O ministro Og Fernandes, do Tribunal Superior Eleitoral (TSE), negou recurso apresentado pela ex-candidata ao Senado, Janete Capiberibe (PSB), para que novas eleições fossem realizadas. Ela alegou abuso de autoridade do Tribunal Regional Eleitoral (TRE-AP).  

O principal argumento da ex-candidata ao Senado era de que o tribunal do Amapá promoveu publicidade negativa, na véspera da eleição, ao divulgar que os votos da coligação encabeçada pelo PSB apareciam nulos no sistema de totalização.

No dia 5 de setembro, um mês antes da eleição, o TRE deferiu parcialmente o registro da coligação para que o PSB concorresse isoladamente diante do impedimento do PT, que estava com as contas não prestadas referentes a 2015.

O PSB decidiu recorrer da decisão, e conseguiu uma liminar do próprio ministro Og Fernandes para manter o PT na chapa. No entanto, dias antes da eleição, o pleno do TSE derrubou a liminar. Foi quando a Justiça Eleitoral do Amapá determinou que os votos do PSB apareceriam nulos.  

Para Janete Capiberibe, que exercia o cargo de deputada federal e pretendia ocupar a vaga do marido, João Capiberibe candidato ao governo, ao divulgar amplamente que os votos estavam nulos, o tribunal promoveu publicidade negativa e prejudicial à candidatura, situação que só viria a mudar durante a votação após nova liminar do ministro Og Fernandes.

Janete Capiberibe pediu ao TRE do Amapá o cancelamento do resultado, mas teve a solicitação negada, e recorreu ao TSE.

Janete e João Capiberibe no dia da eleição, com os votos nulos. Foto: Arquivo SN

Tempo hábil

Na análise do pedido, o ministro acatou parecer da Procuradoria Geral Eleitoral, contra o cancelamento da eleição.

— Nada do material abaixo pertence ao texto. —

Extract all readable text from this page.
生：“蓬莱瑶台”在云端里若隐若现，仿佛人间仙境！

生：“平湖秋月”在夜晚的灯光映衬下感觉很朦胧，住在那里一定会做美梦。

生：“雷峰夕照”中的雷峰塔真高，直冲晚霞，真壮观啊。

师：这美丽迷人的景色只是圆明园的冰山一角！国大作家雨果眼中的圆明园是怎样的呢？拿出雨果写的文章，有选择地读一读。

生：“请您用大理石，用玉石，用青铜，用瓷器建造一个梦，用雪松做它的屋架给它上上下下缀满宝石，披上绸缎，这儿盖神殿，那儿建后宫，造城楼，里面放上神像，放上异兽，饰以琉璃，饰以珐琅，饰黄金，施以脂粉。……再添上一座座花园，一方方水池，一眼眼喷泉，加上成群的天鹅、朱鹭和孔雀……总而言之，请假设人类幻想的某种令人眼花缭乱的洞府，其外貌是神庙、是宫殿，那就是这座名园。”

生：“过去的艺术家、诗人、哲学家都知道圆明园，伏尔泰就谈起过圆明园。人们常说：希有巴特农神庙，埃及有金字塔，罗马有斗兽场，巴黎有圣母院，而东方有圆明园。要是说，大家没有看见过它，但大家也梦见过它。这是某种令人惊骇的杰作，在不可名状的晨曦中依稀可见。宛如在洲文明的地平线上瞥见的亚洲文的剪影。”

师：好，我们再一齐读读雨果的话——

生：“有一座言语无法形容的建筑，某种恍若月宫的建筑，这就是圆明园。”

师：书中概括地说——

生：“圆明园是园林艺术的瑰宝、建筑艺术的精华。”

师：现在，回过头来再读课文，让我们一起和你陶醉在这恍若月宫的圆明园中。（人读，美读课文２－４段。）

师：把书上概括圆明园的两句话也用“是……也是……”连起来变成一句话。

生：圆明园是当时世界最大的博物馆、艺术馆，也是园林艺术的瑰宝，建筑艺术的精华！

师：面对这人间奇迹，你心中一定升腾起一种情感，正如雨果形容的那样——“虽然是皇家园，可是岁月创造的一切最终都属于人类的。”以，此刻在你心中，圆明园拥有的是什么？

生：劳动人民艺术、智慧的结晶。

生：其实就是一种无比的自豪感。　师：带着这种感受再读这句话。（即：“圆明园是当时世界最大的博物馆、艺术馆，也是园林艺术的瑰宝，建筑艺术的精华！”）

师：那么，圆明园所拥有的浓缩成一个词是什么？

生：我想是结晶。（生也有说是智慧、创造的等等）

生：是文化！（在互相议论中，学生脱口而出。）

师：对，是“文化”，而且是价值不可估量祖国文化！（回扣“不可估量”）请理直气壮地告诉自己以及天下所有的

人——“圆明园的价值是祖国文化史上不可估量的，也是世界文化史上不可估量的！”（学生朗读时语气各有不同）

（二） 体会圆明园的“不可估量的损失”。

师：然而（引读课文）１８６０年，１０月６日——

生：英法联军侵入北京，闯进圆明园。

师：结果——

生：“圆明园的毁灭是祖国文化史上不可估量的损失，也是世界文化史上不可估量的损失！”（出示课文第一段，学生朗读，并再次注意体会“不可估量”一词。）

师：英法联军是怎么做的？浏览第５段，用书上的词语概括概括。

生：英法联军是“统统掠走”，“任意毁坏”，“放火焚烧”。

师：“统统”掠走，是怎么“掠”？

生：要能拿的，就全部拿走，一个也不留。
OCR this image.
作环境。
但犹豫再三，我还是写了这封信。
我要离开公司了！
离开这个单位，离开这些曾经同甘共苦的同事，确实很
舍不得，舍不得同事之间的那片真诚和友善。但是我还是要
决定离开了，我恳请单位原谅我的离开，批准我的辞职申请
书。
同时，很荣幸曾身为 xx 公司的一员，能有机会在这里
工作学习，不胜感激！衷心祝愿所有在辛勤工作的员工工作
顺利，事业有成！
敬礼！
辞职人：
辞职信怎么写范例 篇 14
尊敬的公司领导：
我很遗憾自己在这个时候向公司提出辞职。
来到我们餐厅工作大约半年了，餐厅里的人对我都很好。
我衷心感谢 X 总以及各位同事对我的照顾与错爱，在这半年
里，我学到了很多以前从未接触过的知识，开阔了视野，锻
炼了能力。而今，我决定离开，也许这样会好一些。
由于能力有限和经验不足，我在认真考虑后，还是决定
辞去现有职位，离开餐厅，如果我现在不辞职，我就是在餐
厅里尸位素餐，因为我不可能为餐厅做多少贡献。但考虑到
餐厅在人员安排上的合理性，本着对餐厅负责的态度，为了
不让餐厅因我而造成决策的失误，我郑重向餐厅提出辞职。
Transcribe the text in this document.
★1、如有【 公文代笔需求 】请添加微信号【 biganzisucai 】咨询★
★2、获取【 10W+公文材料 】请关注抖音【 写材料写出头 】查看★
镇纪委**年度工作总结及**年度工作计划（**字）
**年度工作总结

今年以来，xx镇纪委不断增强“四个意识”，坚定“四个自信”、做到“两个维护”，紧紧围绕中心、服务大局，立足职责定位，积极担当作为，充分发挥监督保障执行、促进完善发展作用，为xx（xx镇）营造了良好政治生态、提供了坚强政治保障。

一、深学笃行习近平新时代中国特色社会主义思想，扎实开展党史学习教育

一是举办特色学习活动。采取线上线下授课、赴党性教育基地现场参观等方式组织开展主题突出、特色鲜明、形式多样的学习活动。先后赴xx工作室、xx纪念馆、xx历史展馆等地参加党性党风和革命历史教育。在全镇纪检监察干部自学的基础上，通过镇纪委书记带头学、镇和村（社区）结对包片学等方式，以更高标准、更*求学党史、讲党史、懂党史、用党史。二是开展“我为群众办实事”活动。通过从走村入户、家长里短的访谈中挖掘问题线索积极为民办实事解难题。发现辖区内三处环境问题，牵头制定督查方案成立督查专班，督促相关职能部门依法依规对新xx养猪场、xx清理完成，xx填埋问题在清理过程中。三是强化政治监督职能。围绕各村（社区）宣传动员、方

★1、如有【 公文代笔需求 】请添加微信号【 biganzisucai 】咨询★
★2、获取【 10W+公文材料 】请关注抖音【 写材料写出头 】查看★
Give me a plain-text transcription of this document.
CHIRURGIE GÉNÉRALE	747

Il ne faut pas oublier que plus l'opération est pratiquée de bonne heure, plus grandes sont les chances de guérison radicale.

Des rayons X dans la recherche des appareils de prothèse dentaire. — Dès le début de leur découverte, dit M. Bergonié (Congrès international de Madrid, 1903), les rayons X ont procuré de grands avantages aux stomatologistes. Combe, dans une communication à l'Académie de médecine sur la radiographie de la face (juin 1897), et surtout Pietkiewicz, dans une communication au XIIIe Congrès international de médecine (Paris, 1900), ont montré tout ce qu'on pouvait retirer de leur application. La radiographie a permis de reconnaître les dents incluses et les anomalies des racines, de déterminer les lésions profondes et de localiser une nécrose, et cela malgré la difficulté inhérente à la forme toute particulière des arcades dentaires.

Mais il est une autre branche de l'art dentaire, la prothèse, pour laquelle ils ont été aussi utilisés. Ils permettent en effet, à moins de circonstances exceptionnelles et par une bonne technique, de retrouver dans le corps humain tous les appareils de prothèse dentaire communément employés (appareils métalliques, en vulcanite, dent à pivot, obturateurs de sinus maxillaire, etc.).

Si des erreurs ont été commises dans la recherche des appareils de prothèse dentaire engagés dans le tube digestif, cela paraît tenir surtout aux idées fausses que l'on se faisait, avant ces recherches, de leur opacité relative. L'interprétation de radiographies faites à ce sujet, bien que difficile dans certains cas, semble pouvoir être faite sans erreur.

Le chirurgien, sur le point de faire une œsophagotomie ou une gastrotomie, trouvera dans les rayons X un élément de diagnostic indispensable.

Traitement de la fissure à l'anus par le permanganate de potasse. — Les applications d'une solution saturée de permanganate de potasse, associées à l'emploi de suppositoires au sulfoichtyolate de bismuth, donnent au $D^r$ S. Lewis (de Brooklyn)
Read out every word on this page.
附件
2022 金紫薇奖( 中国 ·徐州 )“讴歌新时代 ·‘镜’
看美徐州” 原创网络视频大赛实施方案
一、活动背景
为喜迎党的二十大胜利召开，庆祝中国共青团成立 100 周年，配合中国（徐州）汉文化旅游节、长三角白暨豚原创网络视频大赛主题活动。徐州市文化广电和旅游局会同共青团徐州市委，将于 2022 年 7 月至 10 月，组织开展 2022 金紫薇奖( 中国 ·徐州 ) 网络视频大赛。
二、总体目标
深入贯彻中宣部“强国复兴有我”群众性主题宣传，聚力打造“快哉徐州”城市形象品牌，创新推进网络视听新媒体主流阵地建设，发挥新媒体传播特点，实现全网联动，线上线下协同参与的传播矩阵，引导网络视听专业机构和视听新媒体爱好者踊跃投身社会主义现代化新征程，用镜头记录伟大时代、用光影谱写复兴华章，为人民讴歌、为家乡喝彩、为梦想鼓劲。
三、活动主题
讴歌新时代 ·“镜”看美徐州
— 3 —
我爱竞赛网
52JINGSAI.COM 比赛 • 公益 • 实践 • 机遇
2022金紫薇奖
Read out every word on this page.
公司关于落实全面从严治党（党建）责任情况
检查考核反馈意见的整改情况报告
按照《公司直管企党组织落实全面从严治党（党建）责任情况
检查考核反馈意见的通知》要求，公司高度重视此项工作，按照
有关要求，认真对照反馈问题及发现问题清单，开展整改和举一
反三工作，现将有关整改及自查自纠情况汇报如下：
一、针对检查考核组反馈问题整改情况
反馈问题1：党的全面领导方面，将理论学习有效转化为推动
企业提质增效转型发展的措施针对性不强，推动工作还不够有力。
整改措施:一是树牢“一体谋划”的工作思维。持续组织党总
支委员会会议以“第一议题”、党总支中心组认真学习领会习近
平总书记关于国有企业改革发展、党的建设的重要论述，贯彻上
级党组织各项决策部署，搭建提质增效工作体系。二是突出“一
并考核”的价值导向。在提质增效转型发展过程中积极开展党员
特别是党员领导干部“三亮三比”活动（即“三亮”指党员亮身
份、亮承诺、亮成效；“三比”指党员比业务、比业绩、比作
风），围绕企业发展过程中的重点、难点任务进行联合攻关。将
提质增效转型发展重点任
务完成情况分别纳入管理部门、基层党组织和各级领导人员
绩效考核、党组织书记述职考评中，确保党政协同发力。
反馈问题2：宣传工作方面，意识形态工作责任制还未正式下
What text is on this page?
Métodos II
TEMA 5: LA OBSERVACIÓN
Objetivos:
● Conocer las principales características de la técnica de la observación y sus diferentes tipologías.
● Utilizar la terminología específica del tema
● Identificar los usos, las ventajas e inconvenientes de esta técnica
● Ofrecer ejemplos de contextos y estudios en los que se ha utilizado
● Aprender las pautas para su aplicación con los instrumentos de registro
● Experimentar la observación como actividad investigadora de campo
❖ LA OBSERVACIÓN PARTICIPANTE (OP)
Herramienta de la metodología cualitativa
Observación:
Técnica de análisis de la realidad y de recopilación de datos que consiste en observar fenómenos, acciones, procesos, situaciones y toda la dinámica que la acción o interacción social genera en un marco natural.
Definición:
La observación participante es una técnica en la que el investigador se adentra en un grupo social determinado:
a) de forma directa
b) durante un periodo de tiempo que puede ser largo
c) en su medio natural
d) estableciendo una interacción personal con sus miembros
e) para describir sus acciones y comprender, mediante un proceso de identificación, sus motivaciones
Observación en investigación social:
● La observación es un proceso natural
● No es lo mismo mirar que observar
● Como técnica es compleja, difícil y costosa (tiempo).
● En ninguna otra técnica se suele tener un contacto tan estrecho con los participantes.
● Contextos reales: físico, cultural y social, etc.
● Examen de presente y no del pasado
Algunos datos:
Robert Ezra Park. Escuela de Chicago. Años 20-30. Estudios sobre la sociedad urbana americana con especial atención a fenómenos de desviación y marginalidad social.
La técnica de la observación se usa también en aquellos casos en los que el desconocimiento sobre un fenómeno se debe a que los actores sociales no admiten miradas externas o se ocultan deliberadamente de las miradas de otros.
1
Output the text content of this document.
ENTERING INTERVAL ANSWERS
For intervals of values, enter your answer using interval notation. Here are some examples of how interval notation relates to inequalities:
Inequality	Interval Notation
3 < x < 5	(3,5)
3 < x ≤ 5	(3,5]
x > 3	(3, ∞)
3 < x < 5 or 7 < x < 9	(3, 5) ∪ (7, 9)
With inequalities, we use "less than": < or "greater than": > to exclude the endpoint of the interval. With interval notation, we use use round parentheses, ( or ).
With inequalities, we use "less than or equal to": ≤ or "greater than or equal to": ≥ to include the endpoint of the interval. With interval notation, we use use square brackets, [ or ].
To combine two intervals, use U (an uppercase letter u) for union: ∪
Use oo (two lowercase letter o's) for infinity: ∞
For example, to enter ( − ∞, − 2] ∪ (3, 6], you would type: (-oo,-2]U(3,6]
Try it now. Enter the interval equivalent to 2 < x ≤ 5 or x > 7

O ministro concordou que, no dia 5 de setembro, quando o PT foi retirado da chapa, havia tempo hábil para substituir os candidatos. No entanto, o PSB preferiu recorrer e se escorar numa liminar que poderia ser derrubada em plenário, como de fato ocorreu.

Além disso, o Tribunal Superior Eleitoral (…) deferiu, de forma excepcional, a substituição do candidato a vice-governador da coligação agravante, mas não a candidatura dos suplentes da agravante Janete Maria Góes Capiberibe. (…) Não acarretou prejuízo algum à sua candidatura, uma vez que mesmo que tivesse sido eleita, sua diplomação não seria possível, ante a incompletude da chapa”.

Assim como a Procuradoria Eleitoral, o ministro achou frágil o argumento de que Janete foi prejudicada pela decisão do TRE quando estava em segundo lugar na disputa, já que pesquisas apontavam um equilíbrio com o terceiro colocado, Lucas Barreto (PSD).

Sobre a divulgação por parte do TRE de que os votos da chapa do PSB estariam nulos no sistema de totalização, o ministro concordou que o procedimento era necessário para evitar a propagação de falsas notícias.